Published online Sep 18, 2017. doi: 10.5312/wjo.v8.i9.726
Peer-review started: February 13, 2017
First decision: May 11, 2017
Revised: July 25, 2017
Accepted: August 2, 2017
Article in press: August 3, 2017
Published online: September 18, 2017
To identify best practice features of an anterior cruciate ligament (ACL) and lower limb injury prevention programs (IPPs) to reduce osteoarthritis (OA).
This consensus statement started with us performing a systematic literature search for all relevant articles from 1960 through January 2017 in PubMed, Web of Science and CINAHL. The search strategy combined the Medical Subject Heading (MeSH) and keywords for terms: (1) ACL OR “knee injury” OR “anterior cruciate ligament”; (2) “prevention and control” OR “risk reduction” OR “injury prevention” OR “neuromuscular training”; and (3) meta-analysis OR “systematic review” OR “cohort study” OR randomized. We found 166 different titles. The abstracts were reviewed for pertinent papers. The papers were reviewed by at least two authors and consensus of best practice for IPP to prevent OA was obtained by conference calls and e-mail discussions. All authors participated in the discussion.

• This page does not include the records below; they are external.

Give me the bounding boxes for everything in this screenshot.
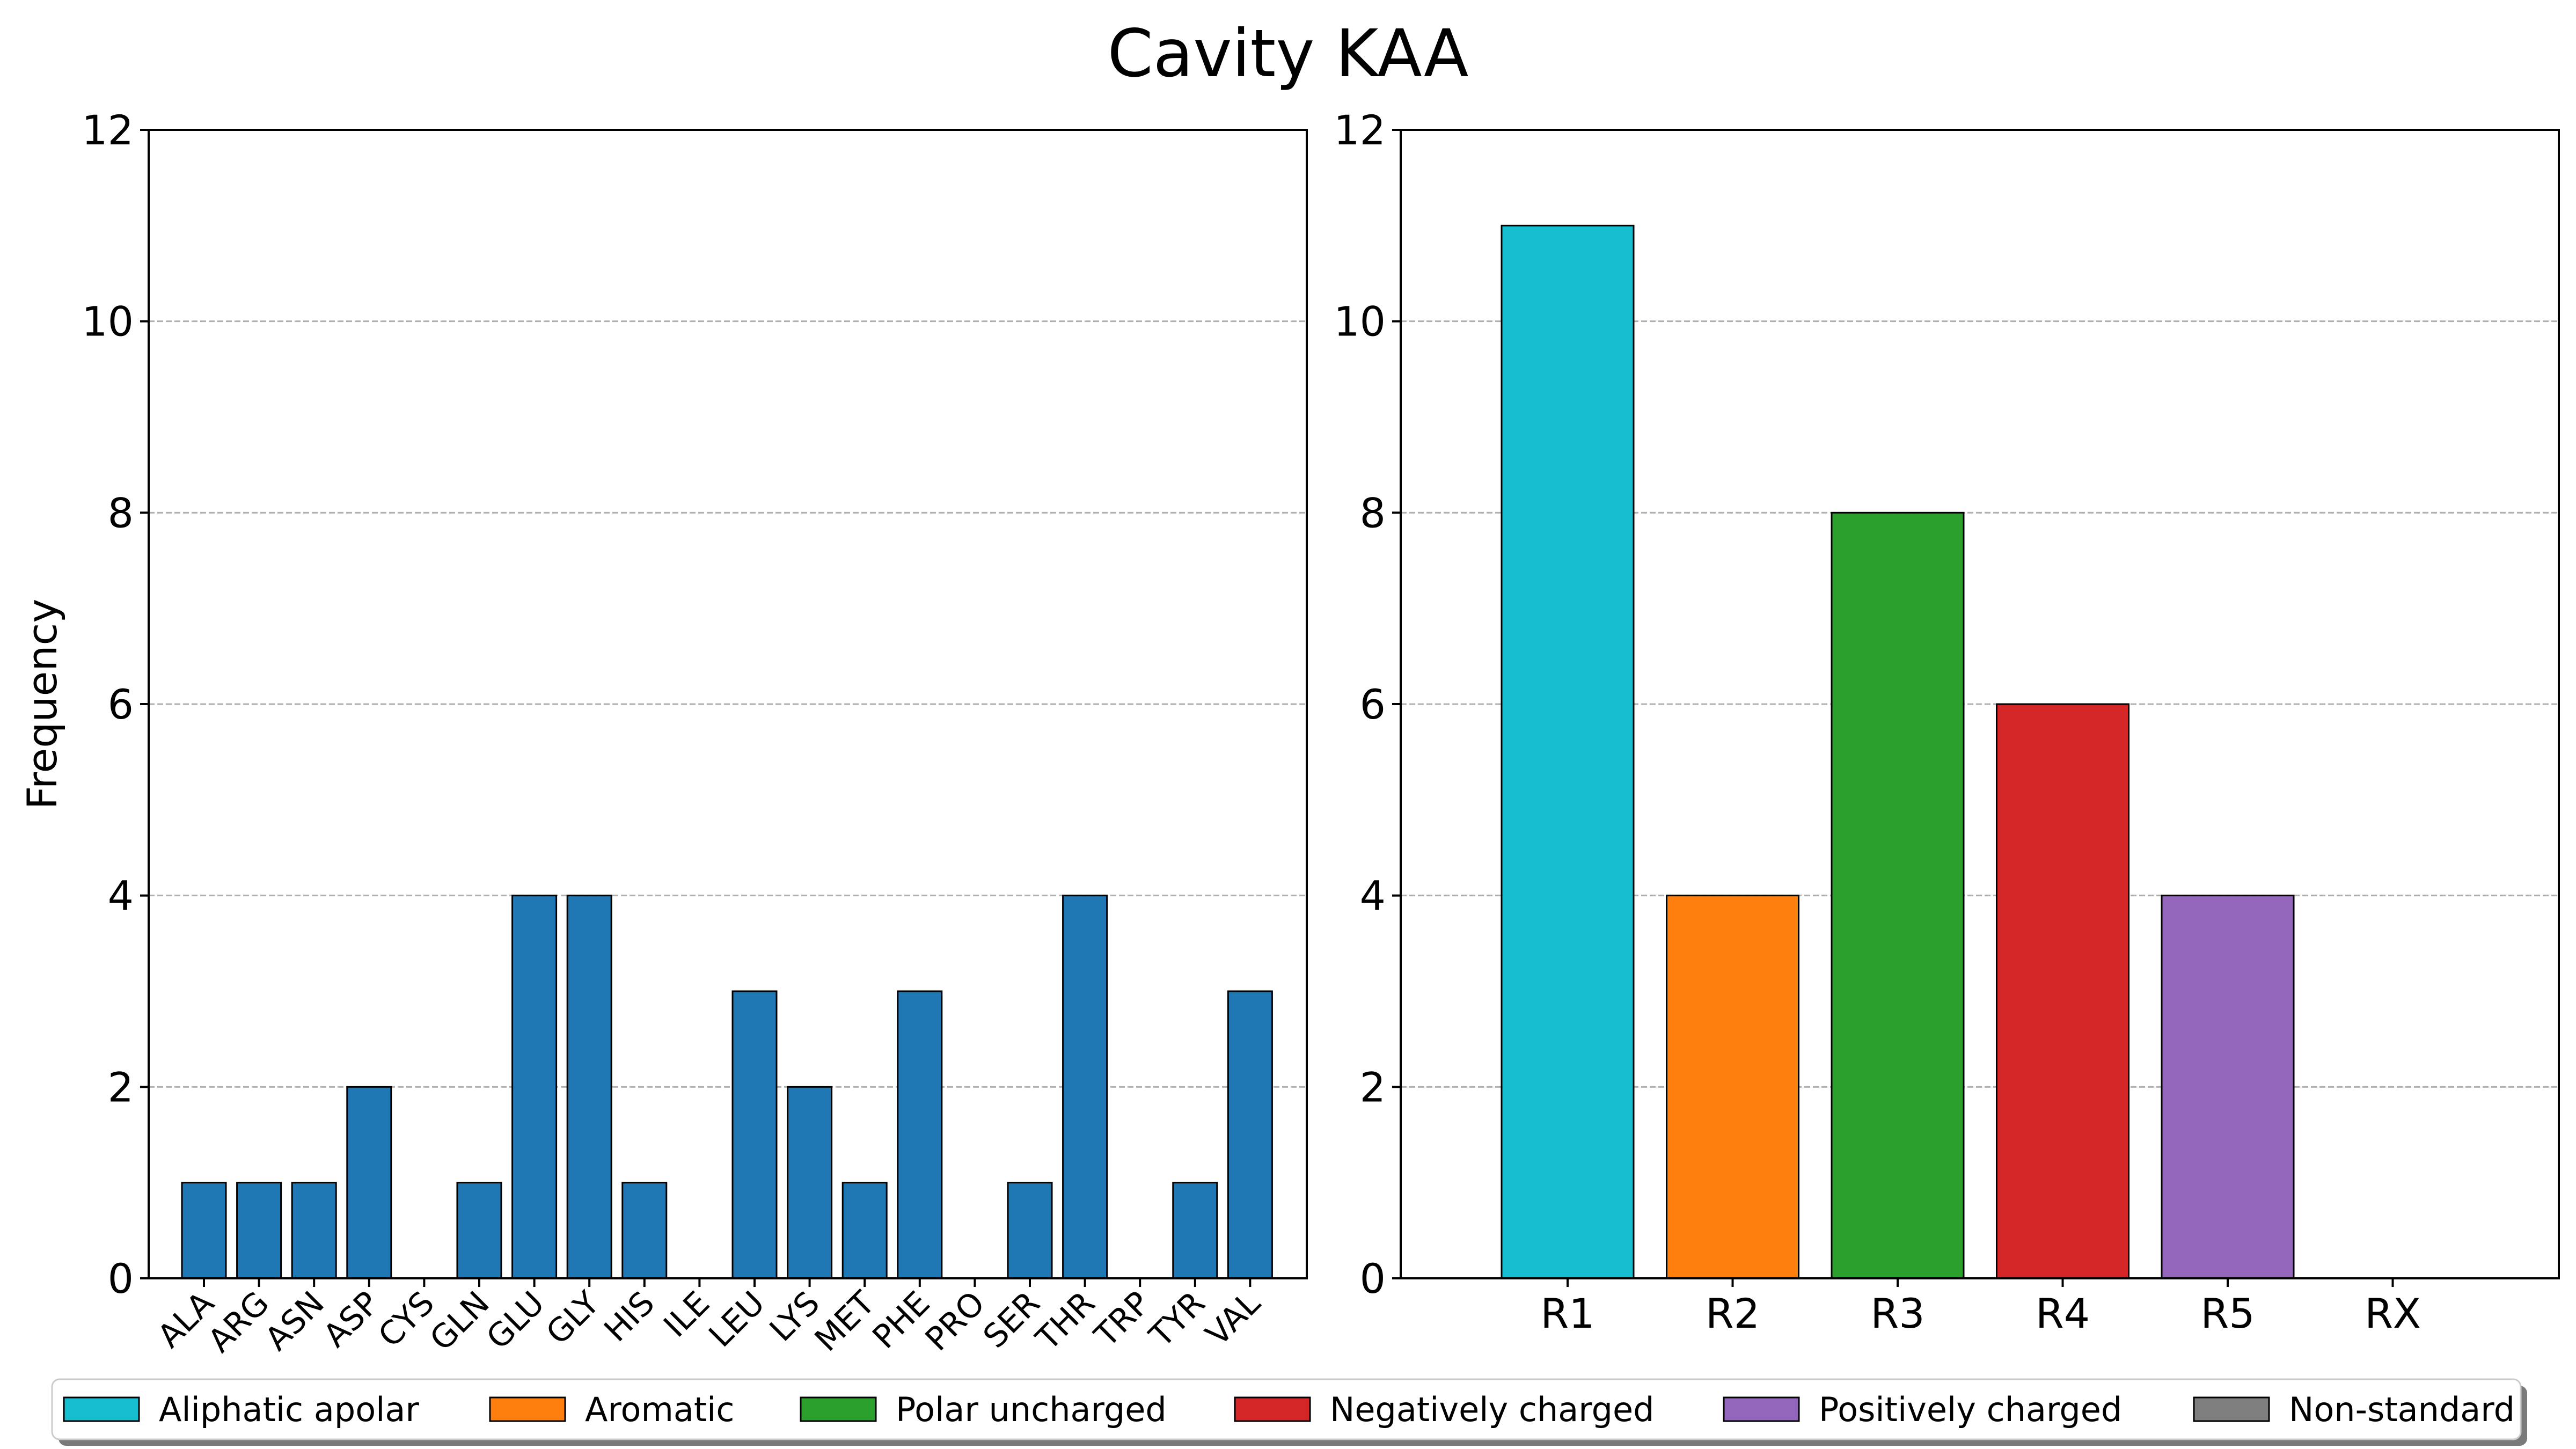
bar-asn (291, 1182, 337, 1279)
bar-lys (787, 1086, 833, 1279)
bar-ala (181, 1182, 227, 1279)
y-tick-label: 2 (1360, 1063, 1386, 1111)
legend-swatch (800, 1396, 877, 1422)
y-tick-label: 12 (1334, 106, 1386, 154)
legend-swatch (489, 1396, 566, 1422)
bar-arg (236, 1182, 282, 1279)
y-tick-label: 8 (108, 489, 134, 537)
x-tick-label: ARG (201, 1284, 276, 1360)
y-tick-label: 12 (82, 106, 134, 154)
y-tick-label: 4 (108, 872, 134, 920)
x-tick-label: R1 (1540, 1290, 1594, 1337)
x-tick-label: ILE (657, 1284, 717, 1344)
bar-r3 (1831, 511, 1965, 1279)
x-tick-label: TYR (1142, 1284, 1213, 1355)
bar-thr (1062, 895, 1108, 1279)
legend-label: Aromatic (585, 1390, 735, 1429)
bar-leu (731, 990, 778, 1279)
right-chart-panel: 0 2 4 6 8 10 12 R1 R2 R3 R4 R5 RX (1334, 106, 2560, 1337)
legend: Aliphatic apolar Aromatic Polar uncharged N… (51, 1378, 2527, 1446)
bar-r5 (2161, 895, 2295, 1279)
x-tick-label: ASN (258, 1284, 332, 1358)
x-tick-label: MET (808, 1284, 882, 1359)
bar-r1 (1501, 224, 1635, 1279)
legend-swatch (1723, 1396, 1800, 1422)
x-tick-label: GLU (479, 1284, 552, 1357)
legend-swatch (1234, 1396, 1311, 1422)
x-tick-label: ALA (150, 1284, 221, 1355)
y-tick-label: 4 (1360, 872, 1386, 920)
x-tick-label: SER (976, 1284, 1048, 1356)
bar-r2 (1666, 895, 1799, 1279)
bar-met (841, 1182, 888, 1279)
x-tick-label: R4 (2036, 1290, 2090, 1337)
x-tick-label: GLY (539, 1284, 608, 1352)
y-axis-label: Frequency (18, 599, 66, 810)
x-tick-label: THR (1029, 1284, 1103, 1358)
y-tick-label: 6 (1360, 680, 1386, 728)
legend-swatch (63, 1396, 140, 1422)
x-tick-label: TRP (1087, 1284, 1158, 1355)
bar-val (1227, 990, 1273, 1279)
y-tick-label: 0 (1360, 1255, 1386, 1302)
legend-label: Positively charged (1819, 1390, 2122, 1429)
y-tick-label: 10 (82, 298, 134, 346)
x-tick-label: CYS (371, 1284, 442, 1355)
x-tick-label: RX (2365, 1290, 2421, 1337)
bar-phe (897, 990, 943, 1279)
bar-tyr (1172, 1182, 1218, 1279)
x-tick-label: LEU (702, 1284, 772, 1355)
left-chart-panel: 0 2 4 6 8 10 12 ALAARGASNASPCYSGLNGLUGLYHISILEL… (18, 106, 1308, 1360)
legend-label: Negatively charged (1330, 1390, 1655, 1429)
legend-label: Aliphatic apolar (159, 1390, 419, 1429)
x-tick-label: R3 (1870, 1290, 1924, 1337)
y-tick-label: 0 (108, 1255, 134, 1302)
x-tick-label: GLN (423, 1284, 497, 1358)
x-tick-label: PRO (918, 1284, 992, 1358)
bar-gln (456, 1182, 502, 1279)
legend-label: Non-standard (2289, 1390, 2515, 1429)
bar-gly (566, 895, 612, 1279)
bar-asp (346, 1086, 392, 1279)
chart-title: Cavity KAA (1107, 16, 1468, 92)
x-tick-label: PHE (866, 1284, 938, 1356)
x-tick-label: VAL (1199, 1284, 1268, 1353)
x-tick-label: ASP (316, 1284, 386, 1355)
x-tick-label: R5 (2200, 1290, 2255, 1337)
x-tick-label: R2 (1706, 1290, 1760, 1337)
bar-ser (1007, 1182, 1053, 1279)
y-tick-label: 6 (108, 680, 134, 728)
y-tick-label: 2 (108, 1063, 134, 1111)
y-tick-label: 8 (1360, 489, 1386, 537)
legend-swatch (2193, 1396, 2270, 1422)
y-tick-label: 10 (1334, 298, 1386, 346)
bar-glu (511, 895, 558, 1279)
bar-r4 (1996, 703, 2129, 1279)
bar-his (621, 1182, 668, 1279)
x-tick-label: HIS (597, 1284, 662, 1349)
legend-label: Polar uncharged (896, 1390, 1167, 1429)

The best practice features of an IPP have the following six components: (1) lower extremity and core strengthening; (2) plyometrics; (3) continual feedback to athletes regarding proper technique; (4) sufficient dosage; (5) minimal-to-no additional equipment; and (6) balance training to help prevent injuries. Exercises focused on preventing ankle sprains, hamstring injuries and lateral trunk movements are important. Plyometric exercises should focus on correcting knee valgus movement. Exercises should focus on optimizing the hamstring to quadriceps strength ratio. In order for IPP to be successful, there should be increased education and verbal feedback along with increased athletic compliance. Additional equipment is not necessary. Balance training alone does not significantly reduce injuries, but is beneficial with other exercises. Not enough evidence to recommend stretching and agility exercises, with no ill effects identified. Therefore, we suggest making these optional features.
Best practice features for ACL and lower limb IPPs to help prevent OA contain six key components along with two optional.
Core tip: Sports participation can provide health benefits, but also increase the injury risk to the lower limbs especially the anterior cruciate ligament. Many different types of injury prevention programs (IPPs) exist to train athletes to reduce inherent risk factors. The aim of this review is to provide a comprehensive analysis of both systematic and meta-analyses studies to identify the best practice features (lower extremity and core strengthening, plyometrics, continual feedback to athletes regarding proper technique, sufficient doses, minimal-to-no additional equipment, and balance training along with optional components of stretching and agility exercises) of an IPP to help protect the athlete.